“Does anyone want this kind of furniture anymore?”
She gestured anxiously at a gorgeous sideboard in her dining room. Made by Councill Craftsman, her mahogany sideboard had been crafted with delicate corner inlays in a contrasting satinwood. The polished brass hardware had a rich sheen.
Yes, I assured her, there is a buyer out there who will treasure your sideboard.
Her question is a common one these days at FCG. Many of our consignors are downsizing and hoping to consign the high-quality furniture they bought for their spacious colonials. Now, they’re asking us in worried tones if there’s a market for well-crafted pieces of traditional furniture.
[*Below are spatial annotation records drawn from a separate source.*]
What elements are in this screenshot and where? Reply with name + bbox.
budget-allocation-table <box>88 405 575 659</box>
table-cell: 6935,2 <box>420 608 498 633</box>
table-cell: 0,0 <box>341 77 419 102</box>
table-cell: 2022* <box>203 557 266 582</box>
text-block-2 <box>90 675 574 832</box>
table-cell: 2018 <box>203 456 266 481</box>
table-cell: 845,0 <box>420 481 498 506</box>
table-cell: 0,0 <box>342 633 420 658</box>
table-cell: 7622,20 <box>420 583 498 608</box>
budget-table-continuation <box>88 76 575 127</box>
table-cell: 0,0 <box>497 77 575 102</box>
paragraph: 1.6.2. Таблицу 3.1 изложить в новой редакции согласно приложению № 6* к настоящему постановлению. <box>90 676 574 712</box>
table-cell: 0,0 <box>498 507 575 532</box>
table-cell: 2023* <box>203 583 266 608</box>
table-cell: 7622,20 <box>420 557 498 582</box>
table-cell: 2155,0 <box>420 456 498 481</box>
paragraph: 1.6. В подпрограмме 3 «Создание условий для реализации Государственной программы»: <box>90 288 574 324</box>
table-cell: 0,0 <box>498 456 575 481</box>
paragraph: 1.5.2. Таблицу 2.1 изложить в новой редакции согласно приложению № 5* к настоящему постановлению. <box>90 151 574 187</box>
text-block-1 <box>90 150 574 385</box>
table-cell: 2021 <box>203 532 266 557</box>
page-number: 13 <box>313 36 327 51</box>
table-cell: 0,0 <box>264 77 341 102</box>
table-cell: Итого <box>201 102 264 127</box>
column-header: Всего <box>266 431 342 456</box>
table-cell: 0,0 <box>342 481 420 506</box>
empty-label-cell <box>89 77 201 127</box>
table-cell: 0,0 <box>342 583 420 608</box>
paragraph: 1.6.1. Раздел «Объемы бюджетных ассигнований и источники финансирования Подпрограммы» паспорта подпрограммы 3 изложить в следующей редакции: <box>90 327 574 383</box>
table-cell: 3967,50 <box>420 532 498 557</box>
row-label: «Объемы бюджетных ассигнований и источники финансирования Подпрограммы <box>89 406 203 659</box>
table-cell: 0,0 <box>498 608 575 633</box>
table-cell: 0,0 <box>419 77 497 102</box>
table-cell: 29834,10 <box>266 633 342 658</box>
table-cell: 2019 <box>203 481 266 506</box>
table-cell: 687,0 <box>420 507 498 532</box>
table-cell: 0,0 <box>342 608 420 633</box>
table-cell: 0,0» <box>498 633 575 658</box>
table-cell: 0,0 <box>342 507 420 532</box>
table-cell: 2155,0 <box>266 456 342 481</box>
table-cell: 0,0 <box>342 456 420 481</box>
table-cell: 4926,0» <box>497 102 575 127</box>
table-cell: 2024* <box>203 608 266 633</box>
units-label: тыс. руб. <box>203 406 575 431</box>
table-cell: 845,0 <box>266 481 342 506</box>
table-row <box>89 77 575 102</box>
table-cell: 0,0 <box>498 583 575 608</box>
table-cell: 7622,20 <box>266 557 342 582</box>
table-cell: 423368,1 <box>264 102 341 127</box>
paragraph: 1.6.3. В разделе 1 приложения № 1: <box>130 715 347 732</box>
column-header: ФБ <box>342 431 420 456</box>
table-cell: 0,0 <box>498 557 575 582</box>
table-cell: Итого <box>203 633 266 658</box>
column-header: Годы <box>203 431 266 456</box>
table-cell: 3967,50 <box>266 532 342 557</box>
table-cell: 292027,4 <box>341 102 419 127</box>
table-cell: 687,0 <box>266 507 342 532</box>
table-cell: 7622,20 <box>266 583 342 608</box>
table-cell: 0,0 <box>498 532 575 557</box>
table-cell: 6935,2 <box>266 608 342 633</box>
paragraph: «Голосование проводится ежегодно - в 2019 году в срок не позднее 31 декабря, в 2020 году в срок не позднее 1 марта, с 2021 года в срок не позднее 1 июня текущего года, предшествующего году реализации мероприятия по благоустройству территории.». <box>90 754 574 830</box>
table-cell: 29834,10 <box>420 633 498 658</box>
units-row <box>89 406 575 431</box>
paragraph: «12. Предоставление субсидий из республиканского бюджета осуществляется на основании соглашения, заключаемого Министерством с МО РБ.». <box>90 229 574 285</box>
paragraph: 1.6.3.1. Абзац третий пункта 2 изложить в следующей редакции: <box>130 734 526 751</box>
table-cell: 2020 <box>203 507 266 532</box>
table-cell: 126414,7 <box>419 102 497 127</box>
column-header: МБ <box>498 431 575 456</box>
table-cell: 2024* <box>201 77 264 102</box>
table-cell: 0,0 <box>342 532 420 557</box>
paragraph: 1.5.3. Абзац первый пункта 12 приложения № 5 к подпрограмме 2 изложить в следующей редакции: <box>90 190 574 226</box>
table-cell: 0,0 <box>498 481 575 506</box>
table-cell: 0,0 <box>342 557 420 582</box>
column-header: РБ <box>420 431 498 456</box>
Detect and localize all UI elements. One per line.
Their worry is understandable. Their children don’t want the furniture, other than perhaps one or two small pieces for sentimental value. Mom’s traditional sideboard wouldn’t fit in a tiny apartment in Back Bay or a modern condo in the Seaport. And all the shelter magazines are full of photos and buzz words celebrating furniture that is “transitional” and “contemporary.”
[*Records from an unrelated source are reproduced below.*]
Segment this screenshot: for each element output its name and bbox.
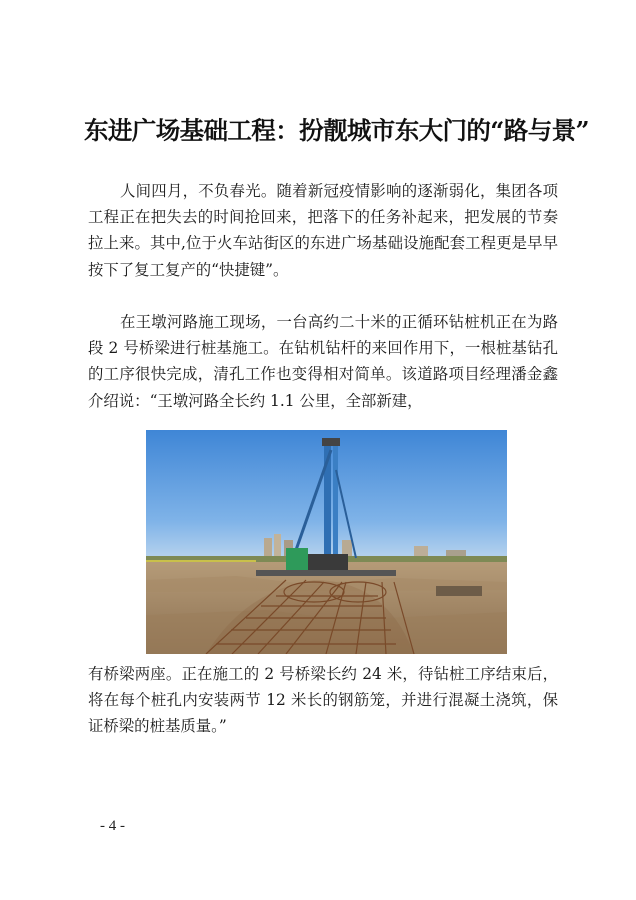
paragraph-2: 在王墩河路施工现场，一台高约二十米的正循环钻桩机正在为路段 2 号桥梁进行桩基施工。在钻机钻杆的来回作用下，一根桩基钻孔的工序很快完成，清孔工作也变得相对简单。该道路项目经理潘金鑫介绍说：“王墩河路全长约 1.1 公里，全部新建，	[88, 313, 558, 410]
page-title: 东进广场基础工程：扮靓城市东大门的“路与景”	[84, 116, 589, 145]
paragraph-1: 人间四月，不负春光。随着新冠疫情影响的逐渐弱化，集团各项工程正在把失去的时间抢回来，把落下的任务补起来，把发展的节奏拉上来。其中,位于火车站街区的东进广场基础设施配套工程更是早早按下了复工复产的“快捷键”。	[88, 182, 558, 279]
page-number: - 4 -	[100, 818, 125, 834]
paragraph-3: 有桥梁两座。正在施工的 2 号桥梁长约 24 米，待钻桩工序结束后，将在每个桩孔内安装两节 12 米长的钢筋笼，并进行混凝土浇筑，保证桥梁的桩基质量。”	[88, 665, 558, 736]
construction-site-photo	[146, 430, 507, 654]
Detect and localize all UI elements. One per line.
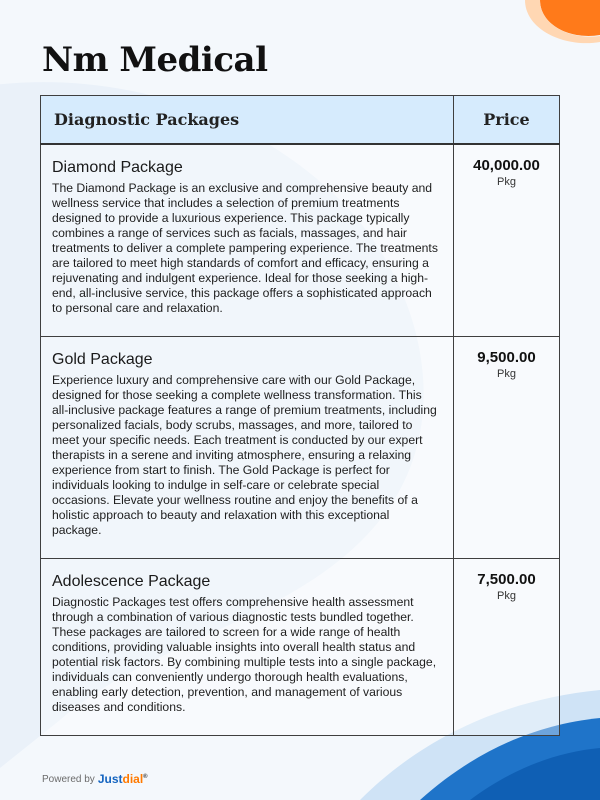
price-unit: Pkg bbox=[497, 367, 516, 380]
price-unit: Pkg bbox=[497, 176, 516, 188]
table-row bbox=[41, 144, 560, 336]
package-description: Experience luxury and comprehensive care with our Gold Package, designed for those seeking a complete wellness transformation. This all-inclusive package features a range of premium treatments, including personalized facials, body scrubs, massages, and more, tailored to meet your specific needs. Each treatment is conducted by our expert therapists in a serene and inviting atmosphere, ensuring a relaxing experience from start to finish. The Gold Package is perfect for individuals looking to indulge in self-care or celebrate special occasions. Elevate your wellness routine and enjoy the benefits of a holistic approach to beauty and relaxation with this exceptional package. bbox=[52, 372, 437, 537]
package-price: 40,000.00 bbox=[473, 157, 540, 174]
table-header-row bbox=[41, 96, 560, 145]
table-row bbox=[41, 558, 560, 735]
package-name: Gold Package bbox=[52, 350, 153, 368]
justdial-logo[interactable]: Justdial® bbox=[97, 772, 148, 786]
package-name: Diamond Package bbox=[52, 159, 183, 176]
table-row bbox=[41, 336, 560, 558]
page-title: Nm Medical bbox=[42, 40, 268, 80]
package-description: Diagnostic Packages test offers comprehensive health assessment through a combination of various diagnostic tests bundled together. These packages are tailored to screen for a wide range of health conditions, providing valuable insights into overall health status and potential risk factors. By combining multiple tests into a single package, individuals can conveniently undergo thorough health evaluations, enabling early detection, prevention, and management of various diseases and conditions. bbox=[52, 594, 437, 714]
price-cell bbox=[454, 558, 560, 735]
price-cell bbox=[454, 144, 560, 336]
package-price: 7,500.00 bbox=[477, 570, 536, 588]
price-unit: Pkg bbox=[497, 589, 516, 602]
package-cell bbox=[41, 336, 454, 558]
package-cell bbox=[41, 144, 454, 336]
package-description: The Diamond Package is an exclusive and comprehensive beauty and wellness service that includes a selection of premium treatments designed to provide a luxurious experience. This package typically combines a range of services such as facials, massages, and hair treatments to deliver a complete pampering experience. The treatments are tailored to meet high standards of comfort and efficacy, ensuring a rejuvenating and indulgent experience. Ideal for those seeking a high-end, all-inclusive service, this package offers a sophisticated approach to personal care and relaxation. bbox=[52, 181, 438, 315]
package-price: 9,500.00 bbox=[477, 348, 536, 366]
column-header-price: Price bbox=[454, 96, 560, 145]
package-cell bbox=[41, 558, 454, 735]
footer bbox=[42, 772, 148, 786]
package-name: Adolescence Package bbox=[52, 572, 211, 590]
column-header-packages: Diagnostic Packages bbox=[41, 96, 454, 145]
powered-by-text: Powered by bbox=[42, 773, 95, 785]
packages-table bbox=[40, 95, 560, 736]
price-cell bbox=[454, 336, 560, 558]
“My daughter says furniture isn’t important to her,” one woman said to me despairingly a couple of days ago. “She’d rather travel and go to concerts. She ordered a bureau from an online retailer – the drawer handles don’t even line up – but she says it’ll do for now.”
Don’t despair, folks. Millennials are taking a lot longer to marry and settle down, it’s true, but when they do, they will want and need the traditional furniture. Why am I confident? Three reasons: proper scale, architectural fit and economic value.
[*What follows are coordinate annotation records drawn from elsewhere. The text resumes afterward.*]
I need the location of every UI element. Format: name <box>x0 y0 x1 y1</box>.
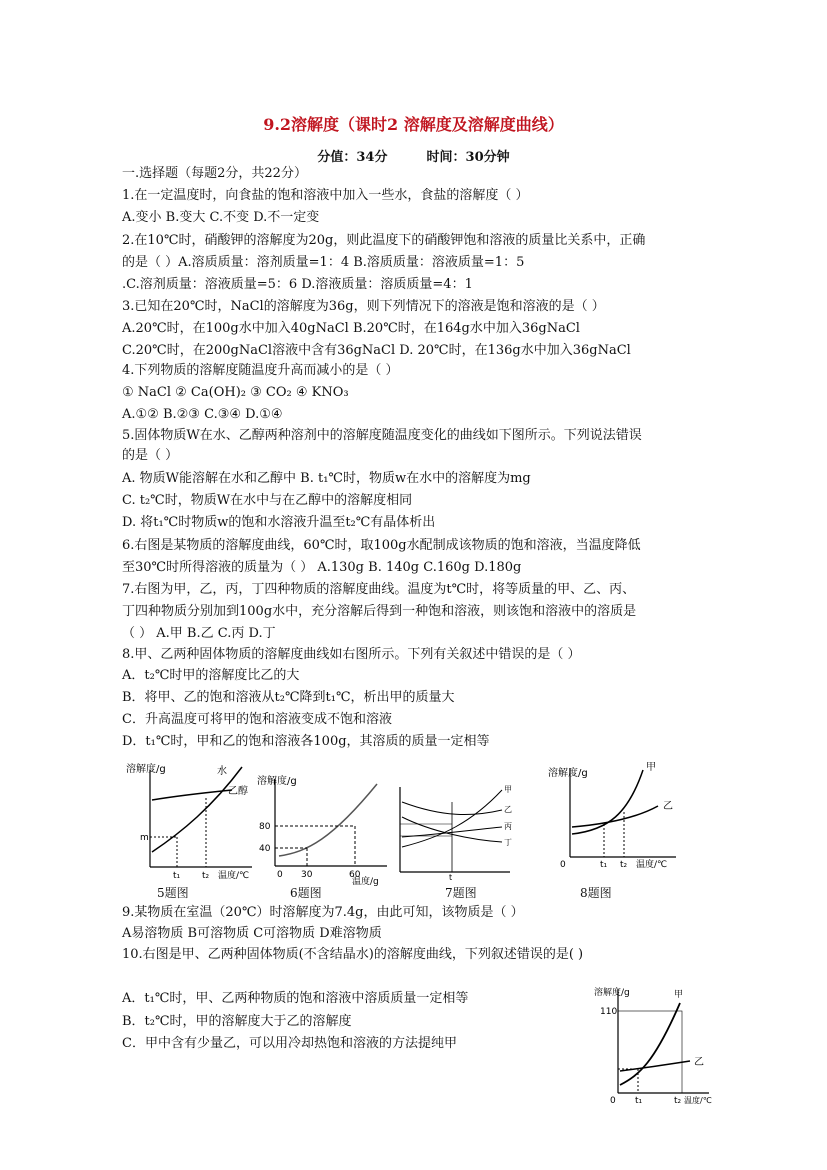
fig5-t1-label: t₁ <box>173 871 181 881</box>
question-8-option-c: C．升高温度可将甲的饱和溶液变成不饱和溶液 <box>122 712 392 727</box>
fig7-t: t <box>449 873 453 882</box>
fig6-ylabel: 溶解度/g <box>257 776 297 787</box>
score: 分值：34分 <box>317 150 388 165</box>
question-7-cont: 丁四种物质分别加到100g水中，充分溶解后得到一种饱和溶液，则该饱和溶液中的溶质是 <box>122 604 637 619</box>
question-6-cont: 至30℃时所得溶液的质量为（ ） A.130g B. 140g C.160g D.180g <box>122 560 522 575</box>
question-7-options: （ ） A.甲 B.乙 C.丙 D.丁 <box>122 626 276 641</box>
question-5-options-ab: A. 物质W能溶解在水和乙醇中 B. t₁℃时，物质w在水中的溶解度为mg <box>122 471 531 486</box>
figure-7-caption: 7题图 <box>445 886 477 900</box>
fig5-ylabel: 溶解度/g <box>126 764 166 775</box>
figure-6-chart <box>257 774 392 886</box>
question-8: 8.甲、乙两种固体物质的溶解度曲线如右图所示。下列有关叙述中错误的是（ ） <box>122 647 581 662</box>
figure-5-caption: 5题图 <box>157 886 189 900</box>
fig8-jia: 甲 <box>646 762 656 773</box>
figure-8-chart <box>548 762 683 874</box>
fig8-xlabel: 温度/℃ <box>636 860 668 870</box>
question-9: 9.某物质在室温（20℃）时溶解度为7.4g，由此可知，该物质是（ ） <box>122 905 524 920</box>
page-title: 9.2溶解度（课时2 溶解度及溶解度曲线） <box>263 115 564 134</box>
question-5-option-d: D. 将t₁℃时物质w的饱和水溶液升温至t₂℃有晶体析出 <box>122 515 436 530</box>
question-10-option-b: B．t₂℃时，甲的溶解度大于乙的溶解度 <box>122 1014 352 1029</box>
fig7-ding: 丁 <box>504 838 512 847</box>
fig6-x60: 60 <box>349 870 361 880</box>
question-5-cont: 的是（ ） <box>122 448 179 463</box>
question-7: 7.右图为甲，乙，丙，丁四种物质的溶解度曲线。温度为t℃时，将等质量的甲、乙、丙、 <box>122 582 636 597</box>
fig6-xlabel: 温度/g <box>352 877 379 886</box>
section-heading: 一.选择题（每题2分，共22分） <box>122 166 307 181</box>
score-time-line <box>0 146 827 165</box>
fig7-bing: 丙 <box>504 822 512 831</box>
fig5-m-label: m <box>140 833 149 843</box>
question-1-options: A.变小 B.变大 C.不变 D.不一定变 <box>122 210 320 225</box>
question-9-options: A易溶物质 B可溶物质 C可溶物质 D难溶物质 <box>122 926 382 941</box>
figure-5-chart <box>122 762 257 882</box>
fig8-origin: 0 <box>560 860 566 870</box>
fig10-jia: 甲 <box>674 990 684 1000</box>
figure-7-chart <box>392 782 517 882</box>
fig10-xlabel: 温度/℃ <box>684 1096 712 1105</box>
fig8-t1: t₁ <box>600 860 608 870</box>
question-3-options-cd: C.20℃时，在200gNaCl溶液中含有36gNaCl D. 20℃时，在136g水中加入36gNaCl <box>122 343 631 358</box>
question-6: 6.右图是某物质的溶解度曲线，60℃时，取100g水配制成该物质的饱和溶液，当温度降低 <box>122 538 641 553</box>
fig6-y40: 40 <box>259 844 271 854</box>
fig5-ethanol-label: 乙醇 <box>228 786 248 797</box>
question-4: 4.下列物质的溶解度随温度升高而减小的是（ ） <box>122 363 399 378</box>
fig10-yi: 乙 <box>694 1057 704 1068</box>
question-4-options: A.①② B.②③ C.③④ D.①④ <box>122 407 283 422</box>
fig7-jia: 甲 <box>504 785 512 794</box>
fig6-x0: 0 <box>277 870 283 880</box>
question-8-option-b: B．将甲、乙的饱和溶液从t₂℃降到t₁℃，析出甲的质量大 <box>122 690 455 705</box>
question-10-option-c: C．甲中含有少量乙，可以用冷却热饱和溶液的方法提纯甲 <box>122 1036 457 1051</box>
question-10-option-a: A．t₁℃时，甲、乙两种物质的饱和溶液中溶质质量一定相等 <box>122 991 469 1006</box>
fig5-xlabel: 温度/℃ <box>218 871 250 881</box>
question-2-options-cd: .C.溶剂质量：溶液质量=5：6 D.溶液质量：溶质质量=4：1 <box>122 277 473 292</box>
question-1: 1.在一定温度时，向食盐的饱和溶液中加入一些水，食盐的溶解度（ ） <box>122 188 529 203</box>
fig8-yi: 乙 <box>663 801 673 812</box>
fig8-t2: t₂ <box>620 860 628 870</box>
question-4-items: ① NaCl ② Ca(OH)₂ ③ CO₂ ④ KNO₃ <box>122 385 349 400</box>
time-limit: 时间：30分钟 <box>426 150 510 165</box>
fig6-x30: 30 <box>301 870 313 880</box>
fig10-t1: t₁ <box>635 1096 643 1106</box>
question-5: 5.固体物质W在水、乙醇两种溶剂中的溶解度随温度变化的曲线如下图所示。下列说法错误 <box>122 428 642 443</box>
question-8-option-d: D．t₁℃时，甲和乙的饱和溶液各100g，其溶质的质量一定相等 <box>122 734 490 749</box>
fig10-ylabel: 溶解度/g <box>594 988 630 998</box>
fig10-t2: t₂ <box>674 1096 682 1106</box>
figure-8-caption: 8题图 <box>580 886 612 900</box>
figure-6-caption: 6题图 <box>290 886 322 900</box>
fig10-y110: 110 <box>600 1007 618 1017</box>
question-10: 10.右图是甲、乙两种固体物质(不含结晶水)的溶解度曲线，下列叙述错误的是( ) <box>122 947 584 962</box>
question-2-options-ab: 的是（ ）A.溶质质量：溶剂质量=1：4 B.溶质质量：溶液质量=1：5 <box>122 255 525 270</box>
fig8-ylabel: 溶解度/g <box>548 768 588 779</box>
question-8-option-a: A．t₂℃时甲的溶解度比乙的大 <box>122 668 300 683</box>
fig6-y80: 80 <box>259 822 271 832</box>
fig10-origin: 0 <box>610 1096 616 1106</box>
fig7-yi: 乙 <box>504 805 512 814</box>
question-2: 2.在10℃时，硝酸钾的溶解度为20g，则此温度下的硝酸钾饱和溶液的质量比关系中，正确 <box>122 233 646 248</box>
fig5-water-label: 水 <box>217 766 227 777</box>
question-3: 3.已知在20℃时，NaCl的溶解度为36g，则下列情况下的溶液是饱和溶液的是（ ） <box>122 299 605 314</box>
fig5-t2-label: t₂ <box>202 871 210 881</box>
figure-10-chart <box>594 983 719 1111</box>
question-3-options-ab: A.20℃时，在100g水中加入40gNaCl B.20℃时，在164g水中加入36gNaCl <box>122 321 580 336</box>
question-5-option-c: C. t₂℃时，物质W在水中与在乙醇中的溶解度相同 <box>122 493 413 508</box>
Consider scale. Many of New England’s homes were specifically designed to accommodate traditional furniture. Try furnishing a wainscoted dining room in a four-bedroom colonial with a sleek low sideboard from Italy’s Cassina, known for its modern wares. It would look ridiculous.
Regarding architectural fit, most of our suburban homes have a very traditional floor plan. Unless you have the financial resources to hire an architect to move walls and open up rooms, you’ll need traditional furniture.
And, lastly, there’s the issue of value. Millennials’ click-bought furniture won’t survive the move from the first apartment or condo to the new home they will want in a couple of years. That’s when they’ll realize the importance of craftsmanship and quality.
Trust me on this one. Quality always reigns supreme. Well-made traditional furniture will have appeal for years to come.